Еще одна любопытнейшая деталь, различимая лишь глазами юриста: даже признав Грищенко формально виновной, суд был вправе «привлечь осужденную к труду» (такова формулировка закона) на том же предприятии, где она работала. По специальности. В соответствии с дипломом. Этого суд не сделал. Обязал местные органы внутренних дел трудоустроить по своему усмотрению.
Ничего не скажешь, трудоустроили… А дипломированных санитарных врачей в городе раз; два — и обчелся! Я спросил судью, под началом которой вынесли приговор: по-государственному ли это? По-хозяйски ли? Справедливо ли и разумно? Ответ озадачил: «Дело суда — наказать, остальное нас не касается».

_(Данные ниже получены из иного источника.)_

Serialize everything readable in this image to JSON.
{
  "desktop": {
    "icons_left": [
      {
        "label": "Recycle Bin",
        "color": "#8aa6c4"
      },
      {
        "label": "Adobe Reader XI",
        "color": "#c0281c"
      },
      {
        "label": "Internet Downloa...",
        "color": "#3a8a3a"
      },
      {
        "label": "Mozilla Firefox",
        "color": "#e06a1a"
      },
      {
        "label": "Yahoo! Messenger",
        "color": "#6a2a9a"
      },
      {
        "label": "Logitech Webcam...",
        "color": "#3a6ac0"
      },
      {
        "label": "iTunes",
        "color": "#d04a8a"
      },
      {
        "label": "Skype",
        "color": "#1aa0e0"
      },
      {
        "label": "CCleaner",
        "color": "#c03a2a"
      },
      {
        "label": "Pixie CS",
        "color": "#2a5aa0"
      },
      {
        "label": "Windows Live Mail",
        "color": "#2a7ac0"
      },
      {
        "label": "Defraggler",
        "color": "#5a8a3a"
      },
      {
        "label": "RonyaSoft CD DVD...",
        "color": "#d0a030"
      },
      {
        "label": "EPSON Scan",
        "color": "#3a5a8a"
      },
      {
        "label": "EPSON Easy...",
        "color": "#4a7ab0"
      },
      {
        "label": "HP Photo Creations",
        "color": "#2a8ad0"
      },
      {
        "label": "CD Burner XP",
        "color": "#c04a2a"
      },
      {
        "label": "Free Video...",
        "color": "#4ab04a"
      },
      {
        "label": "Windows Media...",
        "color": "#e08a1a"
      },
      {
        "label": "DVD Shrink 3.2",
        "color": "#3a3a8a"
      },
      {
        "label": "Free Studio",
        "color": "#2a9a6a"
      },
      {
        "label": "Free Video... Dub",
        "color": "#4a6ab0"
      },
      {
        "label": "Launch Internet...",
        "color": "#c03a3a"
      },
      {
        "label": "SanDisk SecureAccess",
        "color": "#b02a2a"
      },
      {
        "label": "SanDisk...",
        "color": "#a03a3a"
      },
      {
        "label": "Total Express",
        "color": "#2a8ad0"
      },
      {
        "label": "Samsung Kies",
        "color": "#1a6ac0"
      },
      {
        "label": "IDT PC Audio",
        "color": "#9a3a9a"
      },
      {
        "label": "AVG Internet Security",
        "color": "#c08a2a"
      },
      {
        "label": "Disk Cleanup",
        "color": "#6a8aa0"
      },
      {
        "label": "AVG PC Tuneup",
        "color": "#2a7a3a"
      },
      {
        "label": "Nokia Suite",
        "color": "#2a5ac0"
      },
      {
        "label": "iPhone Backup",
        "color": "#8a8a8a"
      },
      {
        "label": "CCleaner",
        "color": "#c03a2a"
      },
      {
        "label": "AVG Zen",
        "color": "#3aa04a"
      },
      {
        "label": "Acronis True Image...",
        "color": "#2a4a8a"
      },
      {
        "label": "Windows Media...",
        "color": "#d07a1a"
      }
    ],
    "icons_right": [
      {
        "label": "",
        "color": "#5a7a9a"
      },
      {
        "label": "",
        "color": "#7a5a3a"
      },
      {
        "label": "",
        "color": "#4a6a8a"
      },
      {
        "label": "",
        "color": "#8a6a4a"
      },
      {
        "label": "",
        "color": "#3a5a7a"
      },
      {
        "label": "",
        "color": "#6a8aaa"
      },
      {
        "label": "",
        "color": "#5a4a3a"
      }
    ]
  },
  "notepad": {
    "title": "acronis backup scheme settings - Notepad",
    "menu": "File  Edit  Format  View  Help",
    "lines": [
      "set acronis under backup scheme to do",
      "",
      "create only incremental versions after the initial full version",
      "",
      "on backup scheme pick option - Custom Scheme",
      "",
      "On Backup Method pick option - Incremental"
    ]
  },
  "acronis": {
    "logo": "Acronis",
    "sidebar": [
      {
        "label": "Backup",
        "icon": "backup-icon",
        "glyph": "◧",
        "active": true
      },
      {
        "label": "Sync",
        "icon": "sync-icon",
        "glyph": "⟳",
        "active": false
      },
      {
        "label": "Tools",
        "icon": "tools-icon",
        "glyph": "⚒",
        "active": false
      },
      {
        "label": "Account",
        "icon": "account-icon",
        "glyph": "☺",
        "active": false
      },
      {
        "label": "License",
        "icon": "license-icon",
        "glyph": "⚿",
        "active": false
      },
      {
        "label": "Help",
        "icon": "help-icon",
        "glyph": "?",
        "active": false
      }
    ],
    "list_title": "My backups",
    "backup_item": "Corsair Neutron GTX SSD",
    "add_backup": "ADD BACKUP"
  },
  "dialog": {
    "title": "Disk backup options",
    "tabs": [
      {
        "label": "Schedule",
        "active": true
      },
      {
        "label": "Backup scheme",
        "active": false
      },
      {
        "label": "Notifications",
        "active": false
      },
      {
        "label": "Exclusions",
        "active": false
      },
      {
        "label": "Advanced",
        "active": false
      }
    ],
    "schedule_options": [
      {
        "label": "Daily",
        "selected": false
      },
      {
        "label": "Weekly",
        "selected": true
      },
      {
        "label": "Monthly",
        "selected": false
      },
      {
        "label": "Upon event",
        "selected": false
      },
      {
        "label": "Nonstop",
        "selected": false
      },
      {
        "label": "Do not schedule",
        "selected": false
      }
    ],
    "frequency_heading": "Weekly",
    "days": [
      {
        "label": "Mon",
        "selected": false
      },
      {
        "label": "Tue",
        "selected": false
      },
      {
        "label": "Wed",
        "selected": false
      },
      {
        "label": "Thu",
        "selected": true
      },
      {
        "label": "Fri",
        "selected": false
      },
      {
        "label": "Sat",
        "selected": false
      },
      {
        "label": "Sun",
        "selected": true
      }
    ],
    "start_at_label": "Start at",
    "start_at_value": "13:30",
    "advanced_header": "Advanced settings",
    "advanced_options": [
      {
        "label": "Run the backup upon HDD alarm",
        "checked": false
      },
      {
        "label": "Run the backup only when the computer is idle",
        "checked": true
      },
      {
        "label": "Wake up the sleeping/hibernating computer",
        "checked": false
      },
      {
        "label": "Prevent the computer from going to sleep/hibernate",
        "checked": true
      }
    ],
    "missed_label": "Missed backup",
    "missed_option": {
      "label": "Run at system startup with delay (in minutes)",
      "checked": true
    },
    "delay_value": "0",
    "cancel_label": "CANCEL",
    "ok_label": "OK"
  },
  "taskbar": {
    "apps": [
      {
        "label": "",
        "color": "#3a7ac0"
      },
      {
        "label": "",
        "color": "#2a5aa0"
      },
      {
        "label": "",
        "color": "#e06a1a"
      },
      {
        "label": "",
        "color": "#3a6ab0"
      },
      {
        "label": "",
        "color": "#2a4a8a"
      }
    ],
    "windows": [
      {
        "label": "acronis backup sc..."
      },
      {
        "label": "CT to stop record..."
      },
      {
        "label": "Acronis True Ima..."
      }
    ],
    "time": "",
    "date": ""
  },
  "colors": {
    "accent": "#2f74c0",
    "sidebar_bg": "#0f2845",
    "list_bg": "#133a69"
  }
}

Картина прояснялась все больше, и тема обнажалась крупная, значительная, масштабная, несмотря на всю исключительность, единичность и своеобразие частного случая. Случай, действительно, был исключительный, говорю это совершенно искренне, не потому, что так «принято» говорить, дабы избежать обобщений. Нет, он в самом деле был исключительным: ничем не прикрытая, циничная откровенность, с которой изгнали честного, болеющего за дело работника, отомстили ему, заняв круговую оборону даже против центральной газеты, — это, право же, случай далеко не типичный.
И однако, при всей своей нетипичности, он нес в себе характерные и очень радостные (подчеркну это: радостные!) приметы времени. Екатерина Николаевна Грищенко показалась мне тем неравнодушным, социально активным героем, который так дорог нам и в жизни, и в литературе. Мне приходилось и раньше встречаться с людьми, которые, не думая о грозящих им неприятностях, смело вскрывали пороки, бичуя рутину и косность, примитивность и некомпетентность, демагогию и обман. Екатерина Николаевна выгодно отличалась даже от этих, очень дорогих мне своей гражданской активностью людей — тем отличалась, что не только критиковала, но и действовала. Честно и добросовестно исполняла профессиональный, служебный долг. И значит — гражданский. И значит — общественный, государственный.
Публичная поддержка санитарного врача, мужественно и принципиально делавшего на своем месте свое дело, казалась мне не только справедливой (по отношению к Екатерине Николаевне), но еще и крайне необходимой (по отношению ко всем нам), ибо в ее лице я увидел характерные черты нового социального типа, рожденного и воспитанного нашим обществом: человека, для которого в повседневной жизни (а отнюдь не только на трибуне) общественные интересы оказываются выше, важнее, значительней интересов личных. Или, если точнее, — для которого работа является неотъемлемой частью именно личной жизни, ее смыслом, ее главной целью, ее предназначением.
Смущали, однако (не столько меня, сколько редакцию), некоторые черты характера, которые делали Екатерину Николаевну достаточно уязвимой, помогая бесчестным противникам не только отвергнуть ее справедливые обвинения, но даже и свести с нею счеты. Расправиться — если точнее. Она действительно была груба и резка, воюя отнюдь не в белых перчатках с прохиндеями, ворами, нарушителями санитарных правил. Когда машина, груженная забракованным мясом, вопреки ее вето, двинулась к воротам, Грищенко кинулась навстречу, едва ли не под колеса, выкрикивая слова, которые вслух произносить не положено. И когда, униженная и оскорбленная, она пришла в отдел труда и зарплаты «выяснять отношения», то спокойствием и сдержанностью не отличилась, и голос ее был вовсе не ровен, а зычен — настолько, что слышен был даже в другом конце коридора.